The New Journalistic Socialism?

It’s no secret that dead-tree journalism has been on a significant slide lately. The product is faced with a dynamic new entrant to the market (the Internet), and it seems as if the “new media” is making the old obsolete.

In many industries, this would be a signal that it’s time to start finding newer and better ways to compete. A worthwhile journalist and the newspaper that employs those like him would find ways to distinguish themselves from the new competitors, and find a new (if different) niche that they could fill. The electric bulb didn’t put candle-makers out of business; they now litter our malls with franchises sporting aromatherapy jasmine candles on decorative saucers.

Competition is a difficult, uncertain process. For those of us in industries where it is fast-moving, like myself in the tech industry, it is that difficulty and the thrill of competing that keep us coming back for more. For some, though, the thrill of competition is to be feared. They’ve existed without it for so long that they’ve forgotten how to win. But they’ve found a better way — you don’t need to win when you have force on your side:

So the time is ripe for rethinking the First Amendment as a positive call for non-market support of a meaningful journalism.

It looks like we’re going through a painful transition from analogue to digital newspapers, from print to Internet. A comprehensive piece of legislation–let’s call it The News and Information for Democracy Act of 2011–could help lubricate the transition, determine whether there are common or collective approaches that would make the transition smoother, and possibly provide some transition support and supplement the working of “the market” with a sense of what the path should be from here to there.

Here’s an example: bring down the price of the Kindle or Sony Reader to under $25 and make the devices universal delivery systems for local and national papers; have each Kindle default-programmed to receive one of several competing national digital papers and one local paper, building in an annual fee for a newspaper fund that is billed to the holder of the low-cost or free apparatus.

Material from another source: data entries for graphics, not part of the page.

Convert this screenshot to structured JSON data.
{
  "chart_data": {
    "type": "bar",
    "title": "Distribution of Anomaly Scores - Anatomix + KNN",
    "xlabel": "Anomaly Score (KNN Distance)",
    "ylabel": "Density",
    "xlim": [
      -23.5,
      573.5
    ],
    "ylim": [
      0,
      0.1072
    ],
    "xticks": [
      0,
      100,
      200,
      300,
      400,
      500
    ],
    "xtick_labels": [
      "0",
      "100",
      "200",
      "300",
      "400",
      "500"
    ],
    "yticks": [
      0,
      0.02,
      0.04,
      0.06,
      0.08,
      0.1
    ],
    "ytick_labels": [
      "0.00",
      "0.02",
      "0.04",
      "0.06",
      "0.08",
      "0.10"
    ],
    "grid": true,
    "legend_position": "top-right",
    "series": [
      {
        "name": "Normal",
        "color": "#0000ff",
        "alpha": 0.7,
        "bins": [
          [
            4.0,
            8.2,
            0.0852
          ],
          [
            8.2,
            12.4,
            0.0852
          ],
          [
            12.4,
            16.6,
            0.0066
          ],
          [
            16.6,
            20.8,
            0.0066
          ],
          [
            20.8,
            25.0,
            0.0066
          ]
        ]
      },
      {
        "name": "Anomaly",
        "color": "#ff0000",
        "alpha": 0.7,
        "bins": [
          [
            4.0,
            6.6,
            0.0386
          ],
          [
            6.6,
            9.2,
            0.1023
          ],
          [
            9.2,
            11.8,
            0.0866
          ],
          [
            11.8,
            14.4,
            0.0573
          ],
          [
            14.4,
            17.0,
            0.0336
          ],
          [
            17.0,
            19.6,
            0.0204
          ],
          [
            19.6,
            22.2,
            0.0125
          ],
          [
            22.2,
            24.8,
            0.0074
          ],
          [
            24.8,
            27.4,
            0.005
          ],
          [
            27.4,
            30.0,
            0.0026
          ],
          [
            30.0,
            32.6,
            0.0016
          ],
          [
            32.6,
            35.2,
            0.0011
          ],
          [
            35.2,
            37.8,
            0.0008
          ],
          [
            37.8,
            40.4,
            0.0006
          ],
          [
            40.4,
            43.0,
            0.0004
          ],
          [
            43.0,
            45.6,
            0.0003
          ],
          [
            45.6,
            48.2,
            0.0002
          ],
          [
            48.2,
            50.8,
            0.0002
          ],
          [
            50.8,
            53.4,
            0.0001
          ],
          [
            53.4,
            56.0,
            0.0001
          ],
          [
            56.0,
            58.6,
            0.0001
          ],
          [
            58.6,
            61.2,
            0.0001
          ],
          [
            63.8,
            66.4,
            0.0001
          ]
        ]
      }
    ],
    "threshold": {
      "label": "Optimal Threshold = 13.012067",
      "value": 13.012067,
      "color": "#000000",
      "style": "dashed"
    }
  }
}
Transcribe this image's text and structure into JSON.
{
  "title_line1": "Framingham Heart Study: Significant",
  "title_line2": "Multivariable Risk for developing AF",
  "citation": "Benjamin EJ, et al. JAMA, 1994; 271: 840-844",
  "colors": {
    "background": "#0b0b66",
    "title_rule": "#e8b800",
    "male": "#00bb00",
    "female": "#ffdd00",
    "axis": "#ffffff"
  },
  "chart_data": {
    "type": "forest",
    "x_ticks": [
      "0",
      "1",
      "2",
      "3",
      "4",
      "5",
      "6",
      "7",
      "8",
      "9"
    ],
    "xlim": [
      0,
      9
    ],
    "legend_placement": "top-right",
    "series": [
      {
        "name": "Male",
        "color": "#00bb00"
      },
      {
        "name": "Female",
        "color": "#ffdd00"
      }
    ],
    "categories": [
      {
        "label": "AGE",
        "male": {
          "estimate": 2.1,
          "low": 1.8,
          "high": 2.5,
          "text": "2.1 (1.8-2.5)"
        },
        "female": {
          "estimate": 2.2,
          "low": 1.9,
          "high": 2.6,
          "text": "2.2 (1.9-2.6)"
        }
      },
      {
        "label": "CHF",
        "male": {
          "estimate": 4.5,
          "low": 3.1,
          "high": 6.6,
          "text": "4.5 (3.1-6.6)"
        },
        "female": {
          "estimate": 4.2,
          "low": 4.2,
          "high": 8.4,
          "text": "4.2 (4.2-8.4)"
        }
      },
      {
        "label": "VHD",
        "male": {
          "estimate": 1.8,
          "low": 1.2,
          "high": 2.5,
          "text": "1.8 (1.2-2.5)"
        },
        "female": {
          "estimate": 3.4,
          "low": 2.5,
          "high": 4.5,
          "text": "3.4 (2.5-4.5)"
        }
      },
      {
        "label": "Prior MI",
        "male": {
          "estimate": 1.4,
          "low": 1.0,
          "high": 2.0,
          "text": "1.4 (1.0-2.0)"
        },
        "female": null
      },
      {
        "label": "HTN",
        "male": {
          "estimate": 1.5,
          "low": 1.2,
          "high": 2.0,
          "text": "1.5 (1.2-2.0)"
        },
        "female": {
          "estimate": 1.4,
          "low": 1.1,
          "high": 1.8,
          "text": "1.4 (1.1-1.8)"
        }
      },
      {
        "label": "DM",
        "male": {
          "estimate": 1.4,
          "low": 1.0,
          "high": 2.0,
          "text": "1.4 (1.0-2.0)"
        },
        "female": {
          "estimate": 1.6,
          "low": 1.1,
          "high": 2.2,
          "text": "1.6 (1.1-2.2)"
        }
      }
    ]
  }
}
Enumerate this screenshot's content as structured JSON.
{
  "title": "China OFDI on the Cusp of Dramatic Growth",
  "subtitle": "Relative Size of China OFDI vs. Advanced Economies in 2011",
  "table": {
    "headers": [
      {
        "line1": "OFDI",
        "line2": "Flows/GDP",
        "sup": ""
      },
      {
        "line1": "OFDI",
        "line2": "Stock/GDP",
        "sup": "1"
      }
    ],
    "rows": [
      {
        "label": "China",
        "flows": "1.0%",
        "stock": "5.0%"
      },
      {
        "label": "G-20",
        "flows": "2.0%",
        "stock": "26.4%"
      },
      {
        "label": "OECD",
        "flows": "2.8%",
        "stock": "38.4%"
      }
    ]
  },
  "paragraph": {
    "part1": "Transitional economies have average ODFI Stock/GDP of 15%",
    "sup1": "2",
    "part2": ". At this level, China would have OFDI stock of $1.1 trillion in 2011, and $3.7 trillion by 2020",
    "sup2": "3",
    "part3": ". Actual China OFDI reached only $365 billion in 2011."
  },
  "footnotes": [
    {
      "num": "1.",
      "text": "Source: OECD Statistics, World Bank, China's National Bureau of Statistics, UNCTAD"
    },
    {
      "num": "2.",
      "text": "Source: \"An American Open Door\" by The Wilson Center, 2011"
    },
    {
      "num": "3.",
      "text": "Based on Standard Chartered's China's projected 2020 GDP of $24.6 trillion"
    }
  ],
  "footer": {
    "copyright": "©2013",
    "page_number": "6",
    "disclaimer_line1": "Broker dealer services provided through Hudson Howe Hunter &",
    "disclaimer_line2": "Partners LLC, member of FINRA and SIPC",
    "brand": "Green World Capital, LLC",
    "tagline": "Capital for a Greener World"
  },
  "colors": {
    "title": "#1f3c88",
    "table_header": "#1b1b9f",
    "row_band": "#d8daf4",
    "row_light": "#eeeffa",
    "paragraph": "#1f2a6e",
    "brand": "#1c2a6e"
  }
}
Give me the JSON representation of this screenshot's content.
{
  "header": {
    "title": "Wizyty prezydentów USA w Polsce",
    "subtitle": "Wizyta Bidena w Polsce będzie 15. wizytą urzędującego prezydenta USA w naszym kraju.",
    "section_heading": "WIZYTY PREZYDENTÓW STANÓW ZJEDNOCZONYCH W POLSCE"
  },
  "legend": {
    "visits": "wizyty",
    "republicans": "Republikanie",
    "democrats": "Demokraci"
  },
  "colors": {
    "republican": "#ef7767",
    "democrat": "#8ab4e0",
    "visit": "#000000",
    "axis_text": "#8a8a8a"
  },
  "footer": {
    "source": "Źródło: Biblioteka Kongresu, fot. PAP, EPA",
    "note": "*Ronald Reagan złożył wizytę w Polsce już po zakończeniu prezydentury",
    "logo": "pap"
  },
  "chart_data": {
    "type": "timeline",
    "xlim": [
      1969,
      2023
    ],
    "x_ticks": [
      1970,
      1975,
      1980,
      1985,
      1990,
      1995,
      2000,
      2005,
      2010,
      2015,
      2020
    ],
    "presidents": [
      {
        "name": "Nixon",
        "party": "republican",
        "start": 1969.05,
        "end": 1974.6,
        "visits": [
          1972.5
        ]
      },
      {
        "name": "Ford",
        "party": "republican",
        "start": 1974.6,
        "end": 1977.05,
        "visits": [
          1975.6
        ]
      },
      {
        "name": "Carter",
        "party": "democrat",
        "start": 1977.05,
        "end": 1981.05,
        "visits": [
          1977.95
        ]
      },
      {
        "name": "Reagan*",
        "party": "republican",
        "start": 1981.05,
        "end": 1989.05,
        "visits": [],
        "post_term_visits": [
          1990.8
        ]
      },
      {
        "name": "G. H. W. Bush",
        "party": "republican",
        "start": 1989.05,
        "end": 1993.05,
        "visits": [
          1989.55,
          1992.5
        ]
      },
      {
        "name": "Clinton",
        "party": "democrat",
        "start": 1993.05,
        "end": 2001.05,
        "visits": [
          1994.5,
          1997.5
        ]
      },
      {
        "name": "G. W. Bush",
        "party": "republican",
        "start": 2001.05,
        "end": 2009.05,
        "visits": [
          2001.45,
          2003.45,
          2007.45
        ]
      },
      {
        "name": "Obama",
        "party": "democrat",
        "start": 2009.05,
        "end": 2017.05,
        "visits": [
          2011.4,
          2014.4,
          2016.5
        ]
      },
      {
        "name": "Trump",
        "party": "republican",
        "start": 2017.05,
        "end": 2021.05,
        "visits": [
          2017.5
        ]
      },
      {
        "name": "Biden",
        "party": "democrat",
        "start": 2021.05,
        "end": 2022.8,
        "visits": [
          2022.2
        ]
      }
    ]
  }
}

I’ll admit — for the current crop of journalists, the advent of web-based reporting with an uncertain income stream certainly makes for a pretty scary time. That doesn’t justify socialism, though, any more than it justifies the candle-makers’ petition to block out the sun.

Yes, the business of journalism is changing. That may mean that it won’t support the numbers of journalists currently in the world. In a world where writers can reach an international audience with the stroke of a key, there may not be room for duplication of effort. But as long as there’s news, there will be a need for journalists, and as long as there’s readers, there will be an income stream (whether through paid subscription or advertising). The current business models are certainly not going to survive intact, but very few business models last anywhere near as long as that which has supported journalism.

It may mean that the business gets smaller, leaner, and more competitive. It may mean that it becomes much more highly specialized, or more local. It could mean — with the expansion of current “citizen journalism” — that journalism becomes more distributed and the way to earn a living is to be, like Glenn Reynolds, an aggregator which exists purely to separate the wheat from the chaff. It may mean looking to promote existing print-based productions through social media and using growth services such as Growthoid or GetViral (a comparison can be found on this site here https://growthoid.com/getviral-alternative/) to grow their following organically. It may mean any of these things, or countless others I haven’t even considered. It doesn’t mean, however, that you can simply replace my tax dollars with my subscription dollars and call it a wash.